Cour de cassation, 8 janvier 2025, Pourvoi n° 24-13.921
Cour de cassation, 8 janvier 2025, Pourvoi n° 24-13.921

Type de juridiction : Cour de cassation

Juridiction : Cour de cassation

Thématique : Perte de nationalité et présomption irréfragable : enjeux constitutionnels et droits fondamentaux.

Résumé

Contexte de la demande de nationalité

Mme [Z] [S] [V] [M] [V] a sollicité un certificat de nationalité française, qu’elle a vu refusé. Elle a alors engagé une action déclaratoire de nationalité, affirmant sa filiation maternelle avec Mme [E] [S] [O], reconnue française par un jugement en 2015. Mme [Z] est née en Égypte en 1987.

Décision de la cour d’appel

L’arrêt de la cour d’appel a statué que, selon l’article 30-3 du code civil, Mme [Z] n’était pas en mesure de prouver sa nationalité française par filiation. Il a été décidé qu’elle était réputée avoir perdu cette nationalité le 9 octobre 2001.

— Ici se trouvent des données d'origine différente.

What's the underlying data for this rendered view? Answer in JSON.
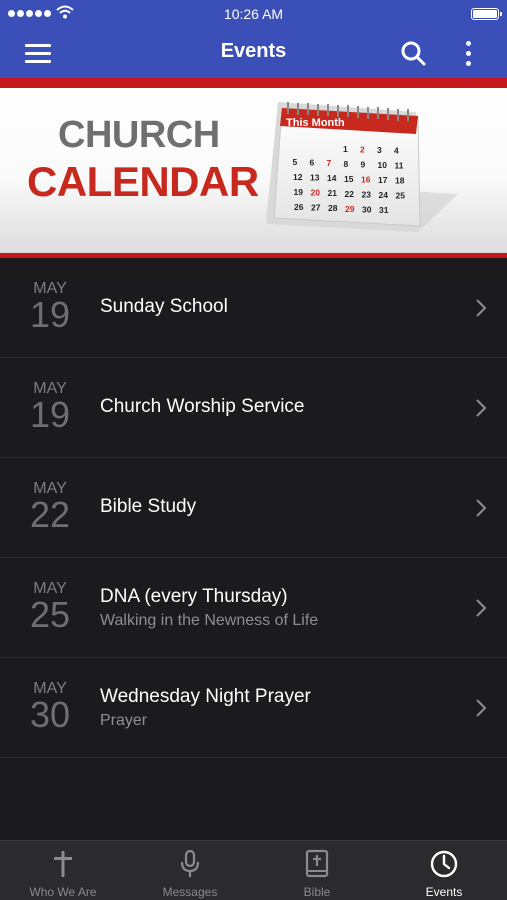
{
  "status": {
    "time": "10:26 AM"
  },
  "nav": {
    "title": "Events"
  },
  "banner": {
    "line1": "CHURCH",
    "line2": "CALENDAR",
    "calendar_header": "This Month",
    "calendar_numbers": [
      [
        "",
        "",
        "",
        "1",
        "2",
        "3",
        "4"
      ],
      [
        "5",
        "6",
        "7",
        "8",
        "9",
        "10",
        "11"
      ],
      [
        "12",
        "13",
        "14",
        "15",
        "16",
        "17",
        "18"
      ],
      [
        "19",
        "20",
        "21",
        "22",
        "23",
        "24",
        "25"
      ],
      [
        "26",
        "27",
        "28",
        "29",
        "30",
        "31",
        ""
      ]
    ]
  },
  "events": [
    {
      "month": "MAY",
      "day": "19",
      "title": "Sunday School",
      "subtitle": ""
    },
    {
      "month": "MAY",
      "day": "19",
      "title": "Church Worship Service",
      "subtitle": ""
    },
    {
      "month": "MAY",
      "day": "22",
      "title": "Bible Study",
      "subtitle": ""
    },
    {
      "month": "MAY",
      "day": "25",
      "title": "DNA (every Thursday)",
      "subtitle": "Walking in the Newness of Life"
    },
    {
      "month": "MAY",
      "day": "30",
      "title": "Wednesday Night Prayer",
      "subtitle": "Prayer"
    }
  ],
  "tabs": [
    {
      "label": "Who We Are",
      "icon": "cross-icon",
      "active": false
    },
    {
      "label": "Messages",
      "icon": "microphone-icon",
      "active": false
    },
    {
      "label": "Bible",
      "icon": "bible-icon",
      "active": false
    },
    {
      "label": "Events",
      "icon": "clock-icon",
      "active": true
    }
  ],
  "colors": {
    "nav": "#3a4fb8",
    "accent_red": "#c4161c",
    "list_bg": "#1b1b1d"
  }
}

Interprétation de l’article 30-3 du code civil

L’article 30-3 stipule qu’un individu résidant à l’étranger, dont les ascendants ont perdu la nationalité française depuis plus de cinquante ans, ne peut prouver sa nationalité française par filiation, à moins que lui-même ou ses parents n’aient eu la possession d’état de Français.

Évolution jurisprudentielle

La Cour de cassation a précisé que la possession d’état de Français des parents doit être appréciée au moment où le juge statue. En 2019, elle a confirmé que la perte de nationalité pour désuétude doit être constatée par le tribunal, et non considérée comme une fin de non-recevoir.

Questions prioritaires de constitutionnalité

Dans le cadre de son pourvoi, Mme [S] [V] [M] [V] a soumis deux questions prioritaires de constitutionnalité au Conseil constitutionnel, remettant en question la conformité de l’article 30-3 avec des principes fondamentaux et la garantie des droits.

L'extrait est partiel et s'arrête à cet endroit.